Thursday 25 October 2018

Family Business

Introduction
A family business is a commercial organization in which decision-making is influenced by multiple generations of a family — related by blood or marriage or adoption — who has both the ability to influence the vision of the business and the willingness to use this ability to pursue distinctive goals. They are closely identified with the firm through leadership or ownership. Owner-manager entrepreneurial firms are not considered to be family businesses because they lack the multi-generational dimension and family influence that create the unique dynamics and relationships of family businesses.

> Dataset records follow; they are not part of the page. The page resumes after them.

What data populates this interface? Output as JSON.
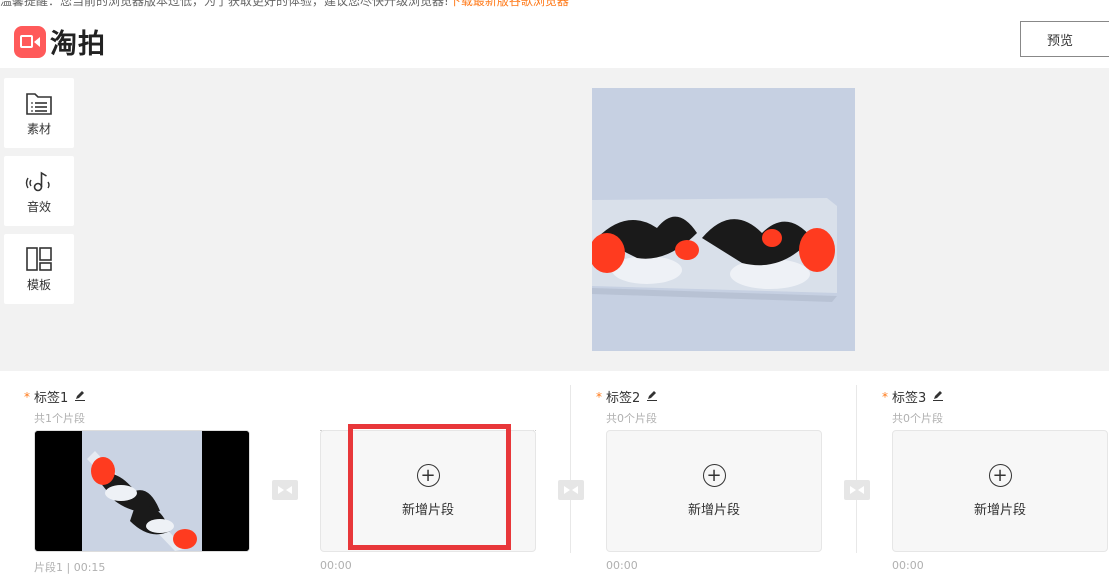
{
  "notice": {
    "text": "温馨提醒：您当前的浏览器版本过低，为了获取更好的体验，建议您尽快升级浏览器!",
    "link": "下载最新版谷歌浏览器"
  },
  "header": {
    "brand": "淘拍",
    "preview_label": "预览"
  },
  "tools": [
    {
      "label": "素材",
      "icon": "folder-list-icon"
    },
    {
      "label": "音效",
      "icon": "music-note-icon"
    },
    {
      "label": "模板",
      "icon": "template-layout-icon"
    }
  ],
  "groups": [
    {
      "title": "标签1",
      "count": "共1个片段",
      "clip_label": "片段1 | 00:15"
    },
    {
      "add_label": "新增片段",
      "time": "00:00"
    },
    {
      "title": "标签2",
      "count": "共0个片段",
      "add_label": "新增片段",
      "time": "00:00"
    },
    {
      "title": "标签3",
      "count": "共0个片段",
      "add_label": "新增片段",
      "time": "00:00"
    }
  ],
  "colors": {
    "accent_orange": "#ff7a1a",
    "highlight_red": "#e8373a",
    "brand_red": "#ff5a5a"
  }
}
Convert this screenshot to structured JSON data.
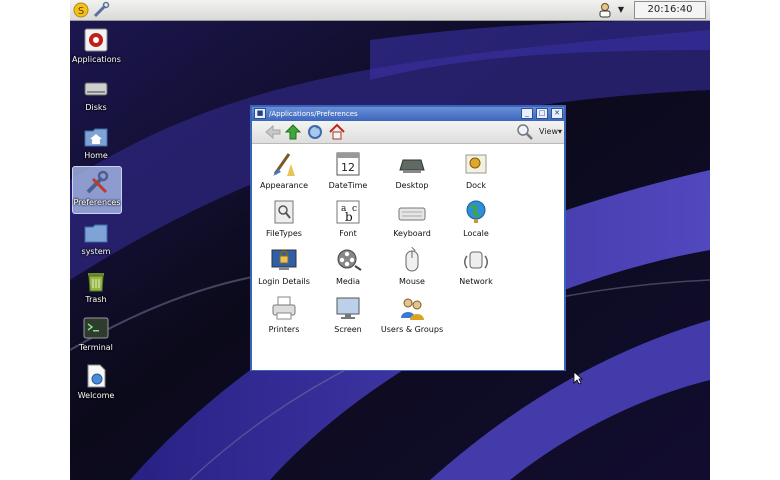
{
  "clock": "20:16:40",
  "desktop_icons": [
    {
      "label": "Applications"
    },
    {
      "label": "Disks"
    },
    {
      "label": "Home"
    },
    {
      "label": "Preferences"
    },
    {
      "label": "system"
    },
    {
      "label": "Trash"
    },
    {
      "label": "Terminal"
    },
    {
      "label": "Welcome"
    }
  ],
  "window": {
    "title": "/Applications/Preferences",
    "view_label": "View",
    "items": [
      {
        "label": "Appearance"
      },
      {
        "label": "DateTime"
      },
      {
        "label": "Desktop"
      },
      {
        "label": "Dock"
      },
      {
        "label": "FileTypes"
      },
      {
        "label": "Font"
      },
      {
        "label": "Keyboard"
      },
      {
        "label": "Locale"
      },
      {
        "label": "Login Details"
      },
      {
        "label": "Media"
      },
      {
        "label": "Mouse"
      },
      {
        "label": "Network"
      },
      {
        "label": "Printers"
      },
      {
        "label": "Screen"
      },
      {
        "label": "Users & Groups"
      }
    ],
    "datetime_icon_text": "12"
  },
  "font_icon_letters": {
    "a": "a",
    "b": "b",
    "c": "c"
  },
  "colors": {
    "accent": "#3a64b9",
    "selection": "#aabeeb",
    "wallpaper_purple": "#2f2a8f"
  }
}
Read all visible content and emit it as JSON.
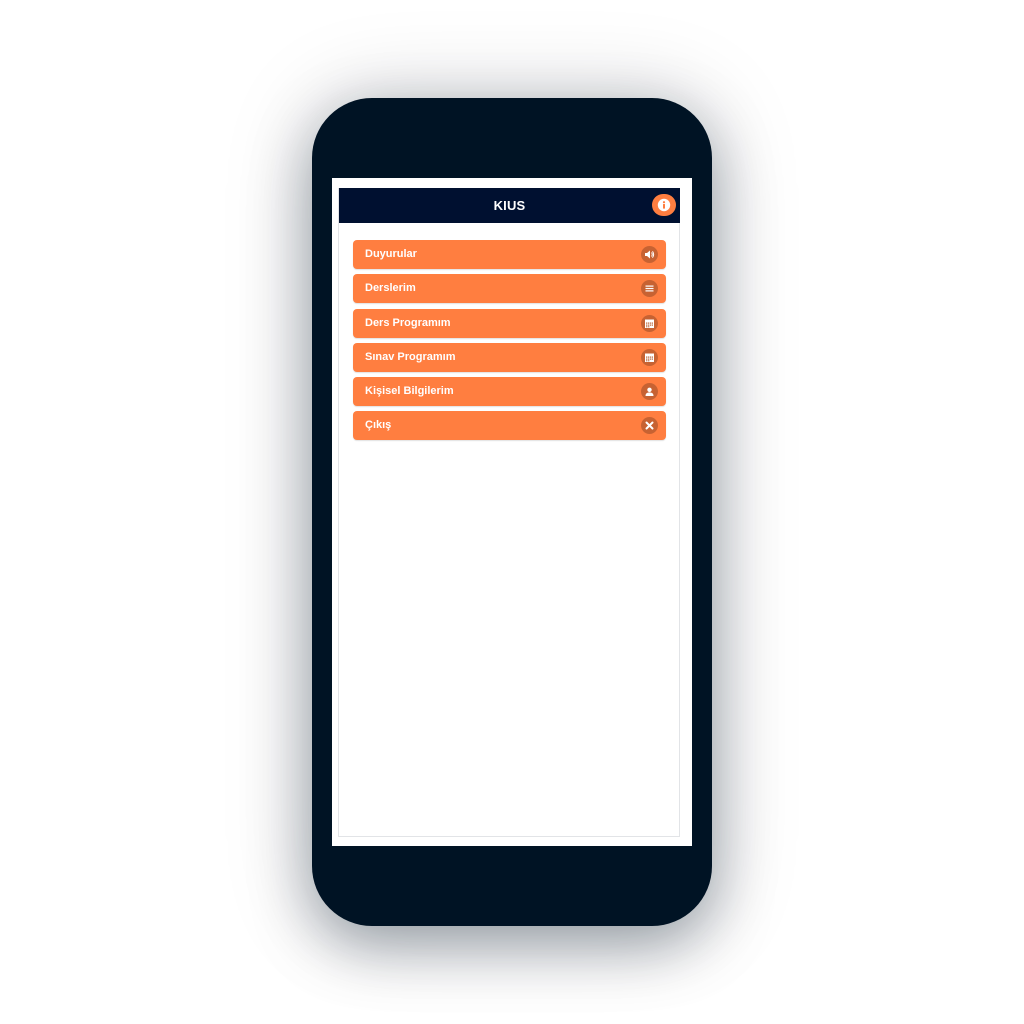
{
  "header": {
    "title": "KIUS",
    "info_icon": "info-icon"
  },
  "menu": {
    "items": [
      {
        "label": "Duyurular",
        "icon": "speaker-icon"
      },
      {
        "label": "Derslerim",
        "icon": "list-icon"
      },
      {
        "label": "Ders Programım",
        "icon": "calendar-icon"
      },
      {
        "label": "Sınav Programım",
        "icon": "calendar-icon"
      },
      {
        "label": "Kişisel Bilgilerim",
        "icon": "user-icon"
      },
      {
        "label": "Çıkış",
        "icon": "close-icon"
      }
    ]
  },
  "colors": {
    "phone_frame": "#001324",
    "header_bg": "#001030",
    "accent": "#ff7e40",
    "text_on_accent": "#ffffff"
  }
}
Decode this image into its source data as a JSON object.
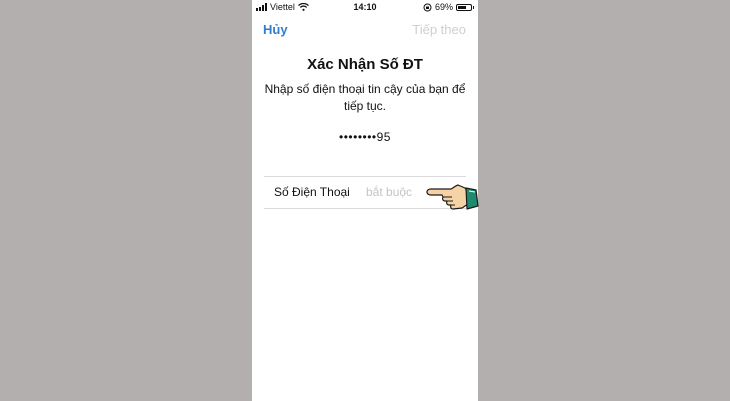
{
  "status_bar": {
    "carrier": "Viettel",
    "time": "14:10",
    "battery": "69%",
    "battery_level": 0.69
  },
  "nav": {
    "cancel_label": "Hủy",
    "next_label": "Tiếp theo"
  },
  "content": {
    "title": "Xác Nhận Số ĐT",
    "subtitle": "Nhập số điện thoại tin cậy của bạn để tiếp tục.",
    "masked_number": "••••••••95"
  },
  "phone_field": {
    "label": "Số Điện Thoại",
    "placeholder": "bắt buộc",
    "value": ""
  },
  "icons": {
    "pointer": "pointing-hand-icon",
    "wifi": "wifi-icon",
    "signal": "signal-icon",
    "battery": "battery-icon",
    "orientation_lock": "orientation-lock-icon"
  },
  "colors": {
    "background": "#b3afae",
    "accent": "#2f7fd0",
    "disabled": "#cfcfd3",
    "cuff": "#1e8a6e"
  }
}
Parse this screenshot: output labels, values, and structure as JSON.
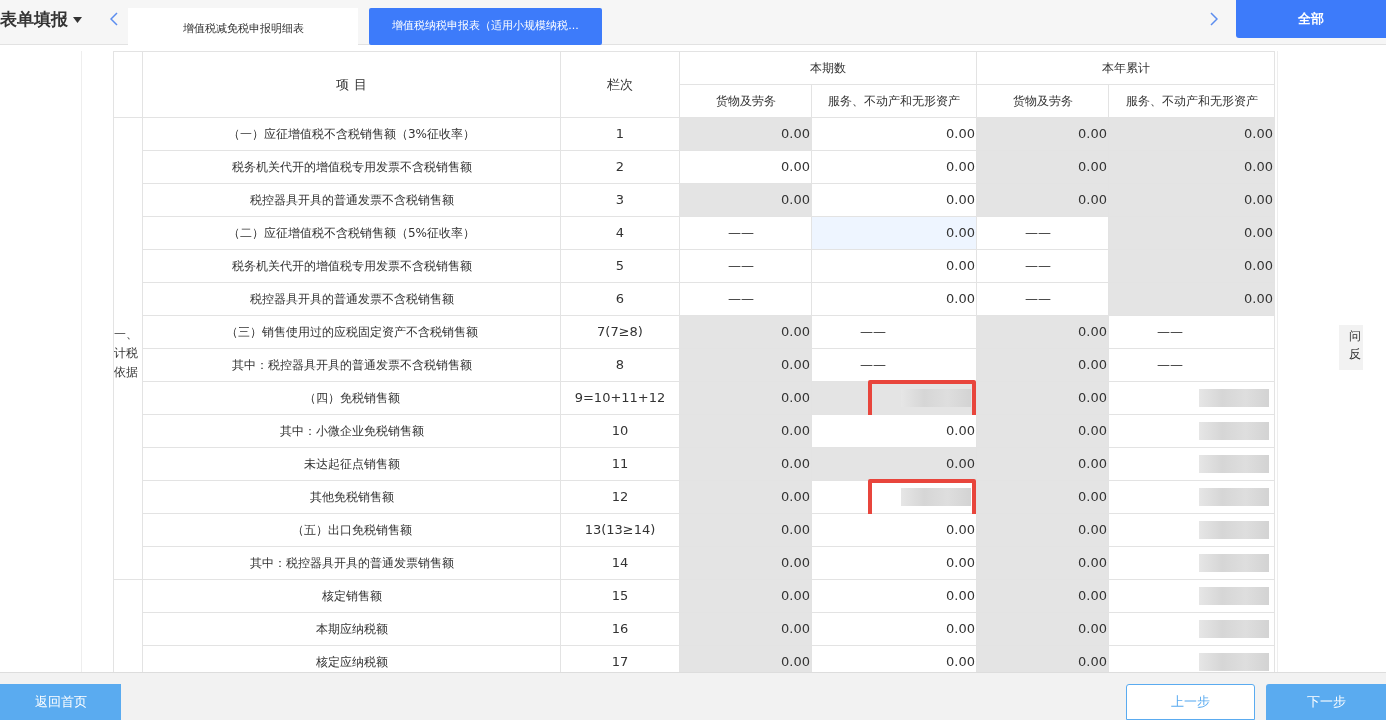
{
  "header": {
    "title": "表单填报",
    "tabs": [
      {
        "label": "增值税减免税申报明细表",
        "selected": false
      },
      {
        "label": "增值税纳税申报表（适用小规模纳税...",
        "selected": true
      }
    ],
    "all_button": "全部"
  },
  "table": {
    "columns": {
      "item": "项 目",
      "line": "栏次",
      "group_1": "本期数",
      "group_2": "本年累计",
      "sub": [
        "货物及劳务",
        "服务、不动产和无形资产",
        "货物及劳务",
        "服务、不动产和无形资产"
      ]
    },
    "sections": [
      {
        "label": "一、计税依据",
        "rows": [
          {
            "item": "（一）应征增值税不含税销售额（3%征收率）",
            "line": "1",
            "cells": [
              {
                "value": "0.00",
                "shaded": true
              },
              {
                "value": "0.00",
                "shaded": false
              },
              {
                "value": "0.00",
                "shaded": true
              },
              {
                "value": "0.00",
                "shaded": true
              }
            ]
          },
          {
            "item": "税务机关代开的增值税专用发票不含税销售额",
            "line": "2",
            "cells": [
              {
                "value": "0.00",
                "shaded": false
              },
              {
                "value": "0.00",
                "shaded": false
              },
              {
                "value": "0.00",
                "shaded": true
              },
              {
                "value": "0.00",
                "shaded": true
              }
            ]
          },
          {
            "item": "税控器具开具的普通发票不含税销售额",
            "line": "3",
            "cells": [
              {
                "value": "0.00",
                "shaded": true
              },
              {
                "value": "0.00",
                "shaded": false
              },
              {
                "value": "0.00",
                "shaded": true
              },
              {
                "value": "0.00",
                "shaded": true
              }
            ]
          },
          {
            "item": "（二）应征增值税不含税销售额（5%征收率）",
            "line": "4",
            "cells": [
              {
                "value": "——",
                "shaded": false
              },
              {
                "value": "0.00",
                "shaded": false,
                "focused": true
              },
              {
                "value": "——",
                "shaded": false
              },
              {
                "value": "0.00",
                "shaded": true
              }
            ]
          },
          {
            "item": "税务机关代开的增值税专用发票不含税销售额",
            "line": "5",
            "cells": [
              {
                "value": "——",
                "shaded": false
              },
              {
                "value": "0.00",
                "shaded": false
              },
              {
                "value": "——",
                "shaded": false
              },
              {
                "value": "0.00",
                "shaded": true
              }
            ]
          },
          {
            "item": "税控器具开具的普通发票不含税销售额",
            "line": "6",
            "cells": [
              {
                "value": "——",
                "shaded": false
              },
              {
                "value": "0.00",
                "shaded": false
              },
              {
                "value": "——",
                "shaded": false
              },
              {
                "value": "0.00",
                "shaded": true
              }
            ]
          },
          {
            "item": "（三）销售使用过的应税固定资产不含税销售额",
            "line": "7(7≥8)",
            "cells": [
              {
                "value": "0.00",
                "shaded": true
              },
              {
                "value": "——",
                "shaded": false
              },
              {
                "value": "0.00",
                "shaded": true
              },
              {
                "value": "——",
                "shaded": false
              }
            ]
          },
          {
            "item": "其中：税控器具开具的普通发票不含税销售额",
            "line": "8",
            "cells": [
              {
                "value": "0.00",
                "shaded": true
              },
              {
                "value": "——",
                "shaded": false
              },
              {
                "value": "0.00",
                "shaded": true
              },
              {
                "value": "——",
                "shaded": false
              }
            ]
          },
          {
            "item": "（四）免税销售额",
            "line": "9=10+11+12",
            "cells": [
              {
                "value": "0.00",
                "shaded": true
              },
              {
                "kind": "redacted",
                "shaded": true,
                "marked": true
              },
              {
                "value": "0.00",
                "shaded": true
              },
              {
                "kind": "redacted",
                "shaded": false
              }
            ]
          },
          {
            "item": "其中：小微企业免税销售额",
            "line": "10",
            "cells": [
              {
                "value": "0.00",
                "shaded": true
              },
              {
                "value": "0.00",
                "shaded": false
              },
              {
                "value": "0.00",
                "shaded": true
              },
              {
                "kind": "redacted",
                "shaded": false
              }
            ]
          },
          {
            "item": "未达起征点销售额",
            "line": "11",
            "cells": [
              {
                "value": "0.00",
                "shaded": true
              },
              {
                "value": "0.00",
                "shaded": true
              },
              {
                "value": "0.00",
                "shaded": true
              },
              {
                "kind": "redacted",
                "shaded": false
              }
            ]
          },
          {
            "item": "其他免税销售额",
            "line": "12",
            "cells": [
              {
                "value": "0.00",
                "shaded": true
              },
              {
                "kind": "redacted",
                "shaded": false,
                "marked": true
              },
              {
                "value": "0.00",
                "shaded": true
              },
              {
                "kind": "redacted",
                "shaded": false
              }
            ]
          },
          {
            "item": "（五）出口免税销售额",
            "line": "13(13≥14)",
            "cells": [
              {
                "value": "0.00",
                "shaded": true
              },
              {
                "value": "0.00",
                "shaded": false
              },
              {
                "value": "0.00",
                "shaded": true
              },
              {
                "kind": "redacted",
                "shaded": false
              }
            ]
          },
          {
            "item": "其中：税控器具开具的普通发票销售额",
            "line": "14",
            "cells": [
              {
                "value": "0.00",
                "shaded": true
              },
              {
                "value": "0.00",
                "shaded": false
              },
              {
                "value": "0.00",
                "shaded": true
              },
              {
                "kind": "redacted",
                "shaded": false
              }
            ]
          }
        ]
      },
      {
        "rows": [
          {
            "item": "核定销售额",
            "line": "15",
            "cells": [
              {
                "value": "0.00",
                "shaded": true
              },
              {
                "value": "0.00",
                "shaded": false
              },
              {
                "value": "0.00",
                "shaded": true
              },
              {
                "kind": "redacted",
                "shaded": false
              }
            ]
          },
          {
            "item": "本期应纳税额",
            "line": "16",
            "cells": [
              {
                "value": "0.00",
                "shaded": true
              },
              {
                "value": "0.00",
                "shaded": false
              },
              {
                "value": "0.00",
                "shaded": true
              },
              {
                "kind": "redacted",
                "shaded": false
              }
            ]
          },
          {
            "item": "核定应纳税额",
            "line": "17",
            "cells": [
              {
                "value": "0.00",
                "shaded": true
              },
              {
                "value": "0.00",
                "shaded": false
              },
              {
                "value": "0.00",
                "shaded": true
              },
              {
                "kind": "redacted",
                "shaded": false
              }
            ]
          }
        ]
      }
    ]
  },
  "side_tab": "问反",
  "footer": {
    "home": "返回首页",
    "prev": "上一步",
    "next": "下一步"
  }
}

Family business is the oldest and most common model of economic organization. The vast majority of businesses throughout the world—from corner shops to multinational publicly listed organizations with hundreds of thousands of employees—can be considered family businesses. Based on research of the Forbes 400 richest Americans, 44% of the Forbes 400 member fortunes were derived by being a member of or in association with a family business.
Some of the world's largest family-run businesses are Walmart (United States), Samsung Group (Korea) and Tata Group & Reliance Industries (India).
One Man Wonder in Family Business
When the family business is basically owned and operated by one person, that person usually does the necessary balancing automatically. For example, the founder may decide the business needs to build a new plant and take less money out of the business for a period so the business can accumulate cash needed to expand. In making this decision, the founder is balancing his personal interests (taking cash out) with the needs of the business (expansion).
Ex. Reliance & Bajaj broken down into pieces, when new generation came.
Conflicts Rising in Family Business
The interests of a family member may not be aligned with the interest of the business. For example, if a family member wants to be president but is not as competent as a non-family member, the personal interest of the family member and the well being of the business may be in conflict.
The interests of the entire family may not be balanced with the interests of their business. For example, if a family needs its business to distribute funds for living expenses and retirement but the business requires those to stay competitive, the interests of the entire family and the business are not aligned.
Emotional Challenge
The challenge faced by family businesses and their stakeholders, is to recognize the issues that they face, understand how to develop strategies to address them and more importantly, to create narratives, or family stories that explain the emotional dimension of the issues to the family.
The most intractable family business issues are not the business problems the organization faces, but the emotional issues that compound them. Many years of achievement through generations can be destroyed by the next, if the family fails to address the psychological issues they face.
Most first generation owner/managers make the majority of the decisions. When the second generation (sibling partnership) is in control, the decision making becomes more consultative. When the larger third generation (cousin consortium) is in control, the decision making becomes more consensual, the family members often take a vote. In this manner, the decision making throughout generations becomes more rational.

Success of Family Business
We've spent a lot of time studying why some families stay financially successful over generations and others don't. (Actually, most don't.) There are three reasons why families succeed.
  • First, successful families see important changes in their industry and adapt by diversifying into new activities that can grow. Simply put, successful families are entrepreneurial.
  • Second, families succeed because they invest in productive activities (including the development of the next generation), emphasize growing assets, and consume relatively little of their wealth. These families maintain a culture that encourages family members to create things of lasting value. It's not surprising that these families encourage entrepreneurs.
  • Third, successful families remain reasonably united, keeping supportive members loyal to one another and to the family's mission. Over generations, as families become more diverse, it is likely that only a few relatives per generation will directly work in the business. Outside-the-business members might still support family philanthropic efforts or social activities, and sometimes that level of involvement is enough to maintain family unity.

 Investing in family entrepreneurs has to be done objectively based on the feasibility of their business plans, and also fairly within the family. Even if some entrepreneurial projects don't succeed, these investments will help you spot talent to keep your business growing. And you are sending an important message: this family is committed to creating value.